François et Edgar Morin, 27 juin 2019
Photo ici

« Nous avons besoin d’un pacte éducatif mondial qui nous éduque à la solidarité universelle, à un nouvel humanisme. »

Pape François, message pour le lancement du Pacte éducatif, 12 septembre 2019

Veillez à ce que l’ennemi ne pénètre pas dans le champ du Seigneur pour semer l’ivraie au milieu du blé…. afin que les âmes ne soient pas séduites par un humanisme dangereux, et qu’une fausse doctrine ne soit pas introduite qui modifie la notion même de la foi.

Pie XII, Encyclique Mediator Dei, 20 novembre 1947

Il est désormais très difficile de ne pas voir, pour ceux qui ont des yeux et de ne pas comprendre pour ceux qui ont des oreilles. L’unique, le seul grand, extraordinaire, étonnement est que les évêques et les cardinaux se taisent. Mais comme me l’a dit hier un vieux prêtre qui n’a pas peur de parler, et l’a fait à plusieurs reprises : « Mais ils devront rendre compte… ». Peut-être certains d’entre eux n’y croient-ils plus.

Marco Tosatti

Nouvel humanisme: le christianisme vidé du Christ

Luisella Scrosati
16 septembre 2019
La NBQ
Ma traduction

Le projet du Nouvel Humanisme de Morin prévoit de retirer du christianisme l’affirmation que Jésus-Christ est l’unique Sauveur de l’homme, qu’il y a une seule Église, qu’il y a une seule Révélation. Ainsi, nous aurons une religion qui pourra s’intégrer dans le monde magnifique des hommes qui se reconnaissent dans l’unique horizon de la Terre-maison commune. L’universalisme authentiquement chrétien cède ainsi la place à la création d’un monde nouveau et d’un homme nouveau sans le Christ.

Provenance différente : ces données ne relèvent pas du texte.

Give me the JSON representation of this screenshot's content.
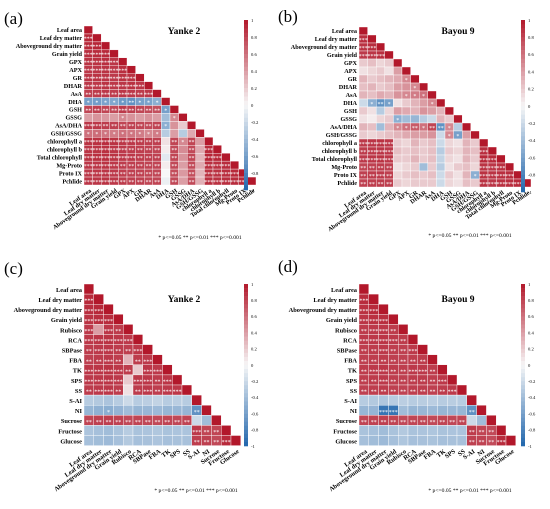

Nouvel humanisme: c’est l’expression que l’on retrouve depuis plusieurs jours sur les bouches et sous la plume de nombreux intellectuels, journalistes ou ‘toutologues » professionnels. Le La a été donné par le discours du Premier ministre en charge Giuseppe Conte, qui avait enfermé dans cette expression – et pas qu’une seule fois – rien de moins que « l’horizon idéal pour le Pays », notre belle et tourmentée Italie. La formule, enthousiasmante pour beaucoup, a résonné sinistrement à d’autres oreilles plus attentives, comme celles du Père Livio Fanzaga de Radio Maria, qui a identifié dans le noyau central du nouvel humanisme, articulé par le philosophe français Edgar Morin, un projet pour construire un monde nouveau, un homme nouveau sans le Christ.

Il est curieux de noter que Morin, justement lui, a été reçu en audience par le pape François le 27 juin dernier; la veille, il avait pu donner une conférence à la Villa Bonaparte, en présence de l’Ambassadrice de France auprès du Saint-Siège, Mme Élisabeth Beton-Delègue, et des membres du Corps diplomatique et de la Curie romaine. Thème? La convergence de sa propre pensée avec celle du Pontife actuel.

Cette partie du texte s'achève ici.